Where the bloat usually comes from

Most over-limit records are not malformed; they have simply accumulated senders. The biggest culprits are the large platform includes. Google Workspace's "include:_spf.google.com" and Microsoft 365's "include:spf.protection.outlook.com" each expand into multiple nested lookups on their own. Stack those alongside a marketing platform, a CRM, a helpdesk, a transactional email provider, and an e-commerce plugin, and you can pass 10 with only five or six visible includes.

A second common cause is leftover includes for services you no longer use. Vendors get trialed, replaced, or churned, but their SPF include is rarely removed, so it keeps consuming part of your budget for no benefit. Redundant "a" and "mx" mechanisms that duplicate IPs already covered elsewhere add to the waste.

How to fix it: cut, flatten, and segment

Start with the cheapest win: remove unused includes. Audit every mechanism against the services you actually send mail through today, and delete any include for a vendor you have stopped using. This alone resolves a surprising number of PermErrors. Also drop any "ptr" mechanism and collapse redundant "a"/"mx" entries into the "ip4"/"ip6" addresses they resolve to when those addresses are stable.

If you are still over the limit, consider SPF flattening: replacing an "include" with the explicit "ip4"/"ip6" ranges it currently authorizes. Because IP mechanisms cost zero lookups, flattening can dramatically reduce the count. The serious trade-off is maintenance: when a provider changes its sending IPs, your flattened record becomes stale and will start failing legitimate mail. Only flatten senders with stable, published ranges, and either monitor those ranges or use a service that keeps the flattened record updated automatically.

A cleaner structural fix is segmentation. Send different mail streams from different subdomains or dedicated sending domains, each with its own SPF record and its own independent 10-lookup budget. For example, route marketing mail from "news.yourdomain.com" and transactional mail from "mail.yourdomain.com". This also improves reputation isolation, since a problem with one stream no longer drags down the others.

Don't forget the void-lookup limit

RFC 7208 adds a second, less famous cap: the void-lookup limit. A void lookup is a DNS query that returns no answer, either an empty result or an NXDOMAIN. If SPF evaluation encounters more than two void lookups, the result is also a PermError, independent of the 10-lookup total. This typically happens when an include points to a record that no longer exists, or when an "a"/"mx" mechanism references a host that has been decommissioned.

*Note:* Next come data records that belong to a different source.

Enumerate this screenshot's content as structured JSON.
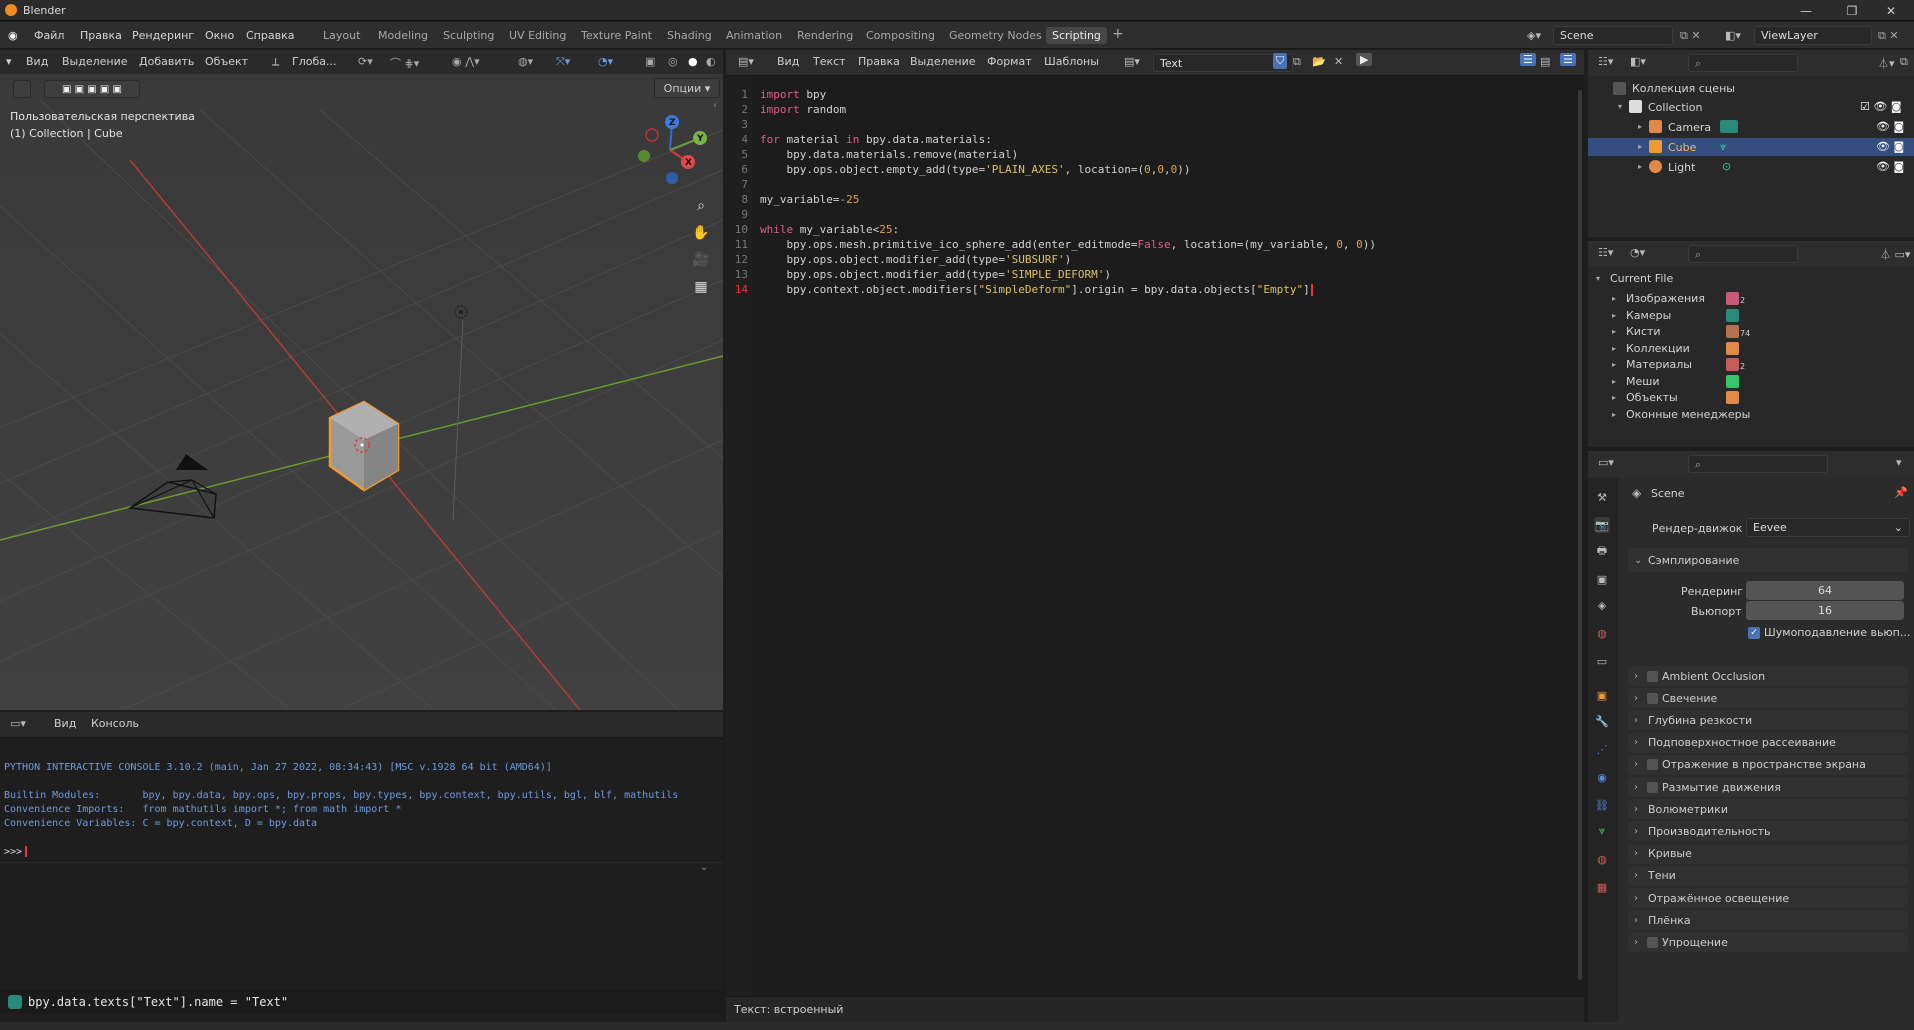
{
  "window": {
    "title": "Blender"
  },
  "menu": [
    "Файл",
    "Правка",
    "Рендеринг",
    "Окно",
    "Справка"
  ],
  "workspaces": [
    "Layout",
    "Modeling",
    "Sculpting",
    "UV Editing",
    "Texture Paint",
    "Shading",
    "Animation",
    "Rendering",
    "Compositing",
    "Geometry Nodes",
    "Scripting"
  ],
  "active_workspace": "Scripting",
  "scene": {
    "name": "Scene",
    "view_layer": "ViewLayer"
  },
  "viewport": {
    "menu": [
      "Вид",
      "Выделение",
      "Добавить",
      "Объект"
    ],
    "transform": "Глоба...",
    "options": "Опции",
    "perspective": "Пользовательская перспектива",
    "collection_info": "(1) Collection | Cube"
  },
  "console": {
    "menu": [
      "Вид",
      "Консоль"
    ],
    "lines": [
      "PYTHON INTERACTIVE CONSOLE 3.10.2 (main, Jan 27 2022, 08:34:43) [MSC v.1928 64 bit (AMD64)]",
      "",
      "Builtin Modules:       bpy, bpy.data, bpy.ops, bpy.props, bpy.types, bpy.context, bpy.utils, bgl, blf, mathutils",
      "Convenience Imports:   from mathutils import *; from math import *",
      "Convenience Variables: C = bpy.context, D = bpy.data"
    ],
    "prompt": ">>>",
    "info_line": "bpy.data.texts[\"Text\"].name = \"Text\""
  },
  "editor": {
    "menu": [
      "Вид",
      "Текст",
      "Правка",
      "Выделение",
      "Формат",
      "Шаблоны"
    ],
    "text_name": "Text",
    "footer": "Текст: встроенный",
    "lines": [
      "import bpy",
      "import random",
      "",
      "for material in bpy.data.materials:",
      "    bpy.data.materials.remove(material)",
      "    bpy.ops.object.empty_add(type='PLAIN_AXES', location=(0,0,0))",
      "",
      "my_variable=-25",
      "",
      "while my_variable<25:",
      "    bpy.ops.mesh.primitive_ico_sphere_add(enter_editmode=False, location=(my_variable, 0, 0))",
      "    bpy.ops.object.modifier_add(type='SUBSURF')",
      "    bpy.ops.object.modifier_add(type='SIMPLE_DEFORM')",
      "    bpy.context.object.modifiers[\"SimpleDeform\"].origin = bpy.data.objects[\"Empty\"]"
    ]
  },
  "outliner": {
    "scene_collection": "Коллекция сцены",
    "collection": "Collection",
    "objects": [
      "Camera",
      "Cube",
      "Light"
    ],
    "selected": "Cube"
  },
  "blend_file": {
    "root": "Current File",
    "items": [
      "Изображения",
      "Камеры",
      "Кисти",
      "Коллекции",
      "Материалы",
      "Меши",
      "Объекты",
      "Оконные менеджеры"
    ],
    "counts": {
      "images": "2",
      "brushes": "74",
      "materials": "2"
    }
  },
  "properties": {
    "scene": "Scene",
    "render_engine_label": "Рендер-движок",
    "render_engine": "Eevee",
    "sampling": "Сэмплирование",
    "render_label": "Рендеринг",
    "render_samples": "64",
    "viewport_label": "Вьюпорт",
    "viewport_samples": "16",
    "denoise": "Шумоподавление вьюп...",
    "panels": [
      {
        "label": "Ambient Occlusion",
        "checkbox": true
      },
      {
        "label": "Свечение",
        "checkbox": true
      },
      {
        "label": "Глубина резкости",
        "checkbox": false
      },
      {
        "label": "Подповерхностное рассеивание",
        "checkbox": false
      },
      {
        "label": "Отражение в пространстве экрана",
        "checkbox": true
      },
      {
        "label": "Размытие движения",
        "checkbox": true
      },
      {
        "label": "Волюметрики",
        "checkbox": false
      },
      {
        "label": "Производительность",
        "checkbox": false
      },
      {
        "label": "Кривые",
        "checkbox": false
      },
      {
        "label": "Тени",
        "checkbox": false
      },
      {
        "label": "Отражённое освещение",
        "checkbox": false
      },
      {
        "label": "Плёнка",
        "checkbox": false
      },
      {
        "label": "Упрощение",
        "checkbox": true
      }
    ]
  },
  "colors": {
    "accent": "#334d80",
    "selection_orange": "#f39a2f",
    "x_axis": "#c13a3a",
    "y_axis": "#6a9a2a"
  }
}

So removing dead includes is not just about trimming the lookup count, it also prevents void-lookup PermErrors. When you audit the record, treat any include or host that fails to resolve as something to delete, not something to keep "just in case."

Verifying after changes

DNS changes are not instant. SPF lives in a TXT record, and receivers may cache the old value until its TTL expires, so a fix can take from a few minutes to a few hours to apply everywhere. Lower the TTL before a planned change if you want faster turnaround. Remember too that a domain may have only one "v=spf1" record; if you accidentally publish a second, that is its own error to clear up.

Once the change propagates, re-run the SPF Check checker to confirm the lookup count is at or below 10, that there are no void lookups, and that every legitimate sender is still authorized. Then watch your DMARC aggregate reports over the following days: a healthy fix shows SPF passing and aligning again. For ongoing assurance, recheck the record whenever you add or remove a sending service, since that is exactly when records drift back over the limit.